During Kyoto, “it wasn’t really on the radar screen,” Stone said. “It seemed other issues were more significant in terms of Jewish unity. Today, it’s been transformed dramatically. Caring about the earth as a Jew has become very much mainstream.”
Especially among younger Jews.
“I can see a whole generation of young people who are engaged and excited and becoming voices in the environmental movement,” Stone said, “and doing it as Jews.”
Stone was one of many Jewish leaders analyzing the results of the Copenhagen conference and speculating on where American Jews engaged on this issue go from here.
The Coalition on the Environment and Jewish Life (COEJL) issued a brief statement on its Web site urging its supporters to renew their efforts.
“For two weeks they (world leaders at Copenhagen) worked tirelessly toward an international treaty to confront global climate change and emerged with the Copenhagen Accord,” it read. “However, the international climate negotiations are not over. At this critical time for our climate and energy future, use these resources to join the call for clean and equitable energy solutions.”
Specifically, COEJL and the Religious Action Center of Reform Judaism asked their supporters to back three climate bills before the U.S. Senate: the Clean Energy Jobs and American Power Act (S.1733), the Carbon Limits and Energy for America’s Renewal Act (S. 2877, or the CLEAR Act), and a “tri-partisan” compromise bill.
Locally, Pittsburgh Jews took positions running the spectrum on climate change.
“For me, the key issue is we’re moving in the right direction,” said Bernie Goldstein, former dean and professor of environmental and occupational health at the University of Pittsburgh Graduate School of Public Health. “But it was disappointing seeing how little we accomplished. Global warming is real; it will affect nations around the world.”
That includes Israel.
“There’s certainly enough to worry about that it may be a profound effect (on Israel),” said Goldstein, who acts as an advisor to the Environmental Health Foundation there.

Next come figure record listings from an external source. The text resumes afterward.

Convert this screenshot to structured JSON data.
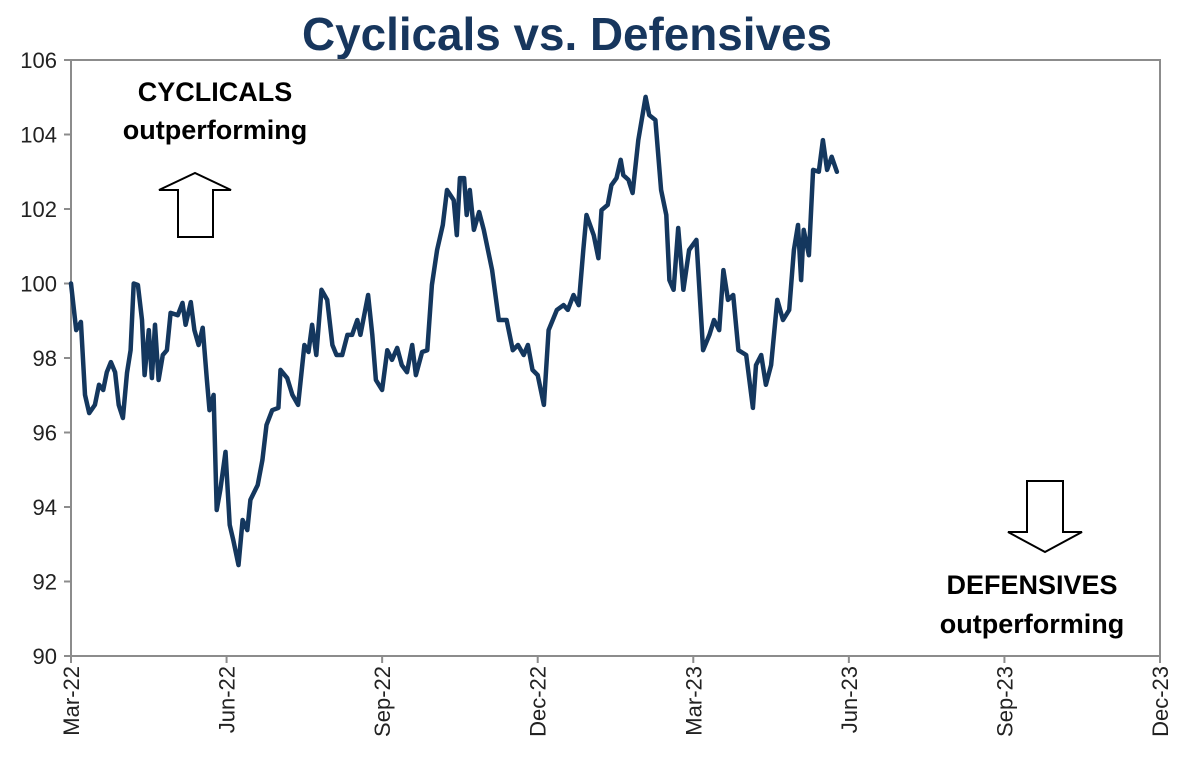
{
  "chart_data": {
    "type": "line",
    "title": "Cyclicals vs. Defensives",
    "xlabel": "",
    "ylabel": "",
    "ylim": [
      90,
      106
    ],
    "yticks": [
      90,
      92,
      94,
      96,
      98,
      100,
      102,
      104,
      106
    ],
    "xlim_months_since_mar22": [
      0,
      21
    ],
    "xtick_labels": [
      "Mar-22",
      "Jun-22",
      "Sep-22",
      "Dec-22",
      "Mar-23",
      "Jun-23",
      "Sep-23",
      "Dec-23"
    ],
    "xtick_positions_months": [
      0,
      3,
      6,
      9,
      12,
      15,
      18,
      21
    ],
    "grid": false,
    "legend": "none",
    "annotations": {
      "top_line1": "CYCLICALS",
      "top_line2": "outperforming",
      "bottom_line1": "DEFENSIVES",
      "bottom_line2": "outperforming"
    },
    "series": [
      {
        "name": "Cyclicals vs. Defensives",
        "color": "#14375e",
        "x": [
          0,
          0.1,
          0.19,
          0.27,
          0.35,
          0.46,
          0.54,
          0.62,
          0.69,
          0.77,
          0.85,
          0.92,
          1.0,
          1.08,
          1.15,
          1.21,
          1.29,
          1.37,
          1.42,
          1.5,
          1.56,
          1.62,
          1.69,
          1.77,
          1.85,
          1.92,
          2.06,
          2.15,
          2.21,
          2.31,
          2.38,
          2.46,
          2.54,
          2.62,
          2.67,
          2.75,
          2.81,
          2.88,
          2.98,
          3.06,
          3.13,
          3.23,
          3.31,
          3.4,
          3.46,
          3.6,
          3.69,
          3.77,
          3.88,
          4.0,
          4.04,
          4.17,
          4.27,
          4.38,
          4.5,
          4.58,
          4.65,
          4.73,
          4.83,
          4.94,
          5.04,
          5.12,
          5.23,
          5.33,
          5.42,
          5.52,
          5.58,
          5.73,
          5.81,
          5.88,
          6.0,
          6.1,
          6.19,
          6.29,
          6.38,
          6.48,
          6.58,
          6.65,
          6.77,
          6.87,
          6.96,
          7.06,
          7.17,
          7.25,
          7.38,
          7.44,
          7.5,
          7.58,
          7.63,
          7.69,
          7.77,
          7.87,
          7.96,
          8.12,
          8.25,
          8.4,
          8.52,
          8.62,
          8.73,
          8.81,
          8.9,
          9.0,
          9.12,
          9.21,
          9.37,
          9.5,
          9.58,
          9.69,
          9.79,
          9.88,
          9.94,
          10.08,
          10.17,
          10.23,
          10.35,
          10.42,
          10.52,
          10.6,
          10.65,
          10.75,
          10.83,
          10.94,
          11.08,
          11.15,
          11.27,
          11.38,
          11.48,
          11.54,
          11.62,
          11.71,
          11.81,
          11.92,
          12.06,
          12.19,
          12.31,
          12.4,
          12.5,
          12.58,
          12.67,
          12.77,
          12.87,
          13.02,
          13.15,
          13.21,
          13.31,
          13.4,
          13.5,
          13.62,
          13.73,
          13.85,
          13.94,
          14.02,
          14.08,
          14.13,
          14.23,
          14.31,
          14.42,
          14.5,
          14.58,
          14.67,
          14.77
        ],
        "y": [
          100.0,
          98.75,
          98.97,
          97.01,
          96.52,
          96.74,
          97.28,
          97.14,
          97.62,
          97.89,
          97.62,
          96.74,
          96.39,
          97.6,
          98.21,
          100.0,
          99.96,
          99.02,
          97.54,
          98.75,
          97.46,
          98.89,
          97.41,
          98.08,
          98.21,
          99.21,
          99.15,
          99.48,
          98.89,
          99.5,
          98.75,
          98.35,
          98.81,
          97.41,
          96.6,
          97.01,
          93.92,
          94.46,
          95.48,
          93.52,
          93.11,
          92.44,
          93.65,
          93.38,
          94.19,
          94.59,
          95.26,
          96.2,
          96.6,
          96.66,
          97.68,
          97.46,
          97.01,
          96.74,
          98.35,
          98.16,
          98.89,
          98.08,
          99.83,
          99.56,
          98.35,
          98.08,
          98.08,
          98.62,
          98.62,
          99.02,
          98.62,
          99.69,
          98.62,
          97.41,
          97.14,
          98.21,
          97.95,
          98.27,
          97.81,
          97.62,
          98.35,
          97.54,
          98.16,
          98.21,
          99.96,
          100.9,
          101.57,
          102.51,
          102.24,
          101.3,
          102.83,
          102.83,
          101.84,
          102.51,
          101.44,
          101.92,
          101.44,
          100.36,
          99.02,
          99.02,
          98.21,
          98.35,
          98.08,
          98.35,
          97.68,
          97.54,
          96.74,
          98.75,
          99.29,
          99.42,
          99.29,
          99.69,
          99.42,
          100.9,
          101.84,
          101.3,
          100.68,
          101.97,
          102.11,
          102.64,
          102.83,
          103.32,
          102.91,
          102.78,
          102.43,
          103.85,
          105.01,
          104.52,
          104.39,
          102.51,
          101.84,
          100.09,
          99.83,
          101.49,
          99.83,
          100.9,
          101.17,
          98.21,
          98.62,
          99.02,
          98.75,
          100.36,
          99.56,
          99.69,
          98.21,
          98.08,
          96.66,
          97.81,
          98.08,
          97.28,
          97.81,
          99.56,
          99.02,
          99.29,
          100.9,
          101.57,
          100.09,
          101.44,
          100.76,
          103.05,
          103.0,
          103.85,
          103.05,
          103.4,
          103.0
        ]
      }
    ]
  }
}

The impact on the water supply there will be a major issue, he predicted, but you also look at trees; there’s a fair amount of data out there suggesting forests will become more vulnerable, particularly forests at the edge of desert climates.
Jeffrey Cohan, United Jewish Federation director of Community and Public Affairs, said Copenhagen “left a lot of work unfinished.
“It remains to be seen how the United States and international community respond to climate change because no rock solid agreements came out of Copenhagen,” he said.
In Pittsburgh, “we’re really concentrating on what we can do collectively and as individuals on the climate change issue. … That is within our control.”
Rick “Rocky” Wice, a hydrogeologist and a former chair of the UJF Environmental Committee, said he was disappointed by several developments at Copenhagen.
“I had mixed feelings,” said Wice, a self-described “middle of the roader” when it comes to climate change. “I hoped there would be more consensus on addressing the problem.”
He also balked at the U.S. plan to transfer as much as billions of dollars to underdeveloped nations to help them cope with the impact of climate change.
“I’d rather see the United States invest the money here and become the world leader in established green and sustainable technologies,” he said.
Wice added that the climate change is now overshadowing other, more immediate environmental issues.
For example, he cited the Indian Ocean Basin, where 200,000 to 300,000 people a year, including many children, die from contaminated water supplies.
“That’s not a perceived threat,” he said, “that’s a body count.”
Not everyone in the Jewish community is onboard yet.
“I think there is some resistance to seeing this as a Jewish issue,” Stone said. “It’s slowly changing. We have concerns about Iran and the nuclear issue and Hamas — that fear of the world should not prevent us from engaging the world.”
One local critic of climate change, Hirsh Dlinn, said global warming is myth and referred readers to an online video by John Coleman, the founder of The Weather Channel, who makes a detailed presentation against the climate change position.